NO SE ANDUVO CON VUELTAS, ni chiquitas  el español Julián Miralles a la hora de pensar en el regalo de bodas para su homónimo hijo.

Nada de plasmas, ni de juego de cubiertos, ni un auto, ni un viaje, ni siquiera un departamento. ¡Le regaló una carrera en el Campeonato Mundial de Motociclismo y nada menos que en Holanda, la más clásica de todas las citas!.  Un grande, aunque haya sido en la clase Moto 3, la menor de las categorías.

Ojo, si estás de novio, no te entusiasmes conque tu viejo pueda hacer lo mismo. Los Miralles no son improvisados en el motociclismo internacional. Julián padre corrió en el Mundial a fines de los 80 y principios de los 90. Con actuales 23 años, Julián hijo, el novio en cuestión, participó menos porque dos graves accidentes en Albacete y Mugello (estuvo a punto de perder una pierna) lo alejaron de las pistas y lo obligaron a una larga convalecencia. Pese a todo no se bajó de las motos porque  actualmente es probador del MIR Racing, el equipo de su padre, y corre en algunas carreras del certamen español.

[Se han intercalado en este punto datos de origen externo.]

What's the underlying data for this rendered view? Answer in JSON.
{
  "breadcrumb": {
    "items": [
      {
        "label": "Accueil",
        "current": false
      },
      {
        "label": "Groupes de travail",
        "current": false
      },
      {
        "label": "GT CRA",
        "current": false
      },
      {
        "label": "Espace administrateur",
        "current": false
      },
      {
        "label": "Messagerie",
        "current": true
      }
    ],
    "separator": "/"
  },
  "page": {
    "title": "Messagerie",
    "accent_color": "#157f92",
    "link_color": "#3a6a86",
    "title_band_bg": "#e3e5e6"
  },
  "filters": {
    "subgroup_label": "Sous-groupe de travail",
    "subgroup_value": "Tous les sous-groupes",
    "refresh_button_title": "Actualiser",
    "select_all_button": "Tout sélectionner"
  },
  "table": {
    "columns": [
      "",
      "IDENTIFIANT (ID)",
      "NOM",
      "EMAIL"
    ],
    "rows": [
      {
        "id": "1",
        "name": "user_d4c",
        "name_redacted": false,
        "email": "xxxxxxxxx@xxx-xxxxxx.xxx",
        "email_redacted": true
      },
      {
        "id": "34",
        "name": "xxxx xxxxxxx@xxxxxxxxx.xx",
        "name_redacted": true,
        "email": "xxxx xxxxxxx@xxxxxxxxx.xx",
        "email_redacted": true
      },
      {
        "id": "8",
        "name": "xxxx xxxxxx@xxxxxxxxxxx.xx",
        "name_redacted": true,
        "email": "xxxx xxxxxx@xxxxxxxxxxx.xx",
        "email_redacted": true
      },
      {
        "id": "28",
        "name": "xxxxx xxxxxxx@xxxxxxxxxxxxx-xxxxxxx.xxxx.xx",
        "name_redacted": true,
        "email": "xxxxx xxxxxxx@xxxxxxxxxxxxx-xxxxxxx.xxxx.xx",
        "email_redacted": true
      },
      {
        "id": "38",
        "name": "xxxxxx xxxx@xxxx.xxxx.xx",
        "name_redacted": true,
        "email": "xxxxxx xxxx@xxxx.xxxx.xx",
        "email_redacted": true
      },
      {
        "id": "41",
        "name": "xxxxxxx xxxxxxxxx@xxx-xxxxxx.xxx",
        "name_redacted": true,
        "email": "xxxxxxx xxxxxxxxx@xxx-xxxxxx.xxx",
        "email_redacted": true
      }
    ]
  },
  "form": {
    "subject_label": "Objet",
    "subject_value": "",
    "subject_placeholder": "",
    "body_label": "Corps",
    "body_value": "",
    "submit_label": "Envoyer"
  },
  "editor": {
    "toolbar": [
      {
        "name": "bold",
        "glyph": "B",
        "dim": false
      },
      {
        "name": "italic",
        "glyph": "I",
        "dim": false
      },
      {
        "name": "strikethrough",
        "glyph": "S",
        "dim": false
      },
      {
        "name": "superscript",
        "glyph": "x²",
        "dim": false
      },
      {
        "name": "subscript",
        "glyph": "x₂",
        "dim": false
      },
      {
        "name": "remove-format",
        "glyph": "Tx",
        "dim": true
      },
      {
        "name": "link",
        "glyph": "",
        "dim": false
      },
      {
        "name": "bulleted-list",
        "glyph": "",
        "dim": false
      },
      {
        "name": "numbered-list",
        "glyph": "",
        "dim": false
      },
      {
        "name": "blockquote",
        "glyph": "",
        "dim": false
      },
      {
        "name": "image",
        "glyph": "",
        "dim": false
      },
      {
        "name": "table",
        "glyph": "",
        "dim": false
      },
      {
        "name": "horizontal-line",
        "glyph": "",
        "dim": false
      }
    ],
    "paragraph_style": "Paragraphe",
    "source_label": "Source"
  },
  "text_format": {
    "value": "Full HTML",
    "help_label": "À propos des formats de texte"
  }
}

«No corrí pensando en el resultado sino en disfrutar tan especial regalo «, declaró Miralles, tras llegar 26to., a 39s377 de su compatriota Maverick Viñales, ganador de la carrera.

Julián Miralles Rodríguez, tal su nombre completo, pudo correr gracias al uso de una invitación especial (wild card) y en homenaje a su padre que le regaló el Gran Premio sobre una moto de su construcción, lució un casco con una dedicatoria.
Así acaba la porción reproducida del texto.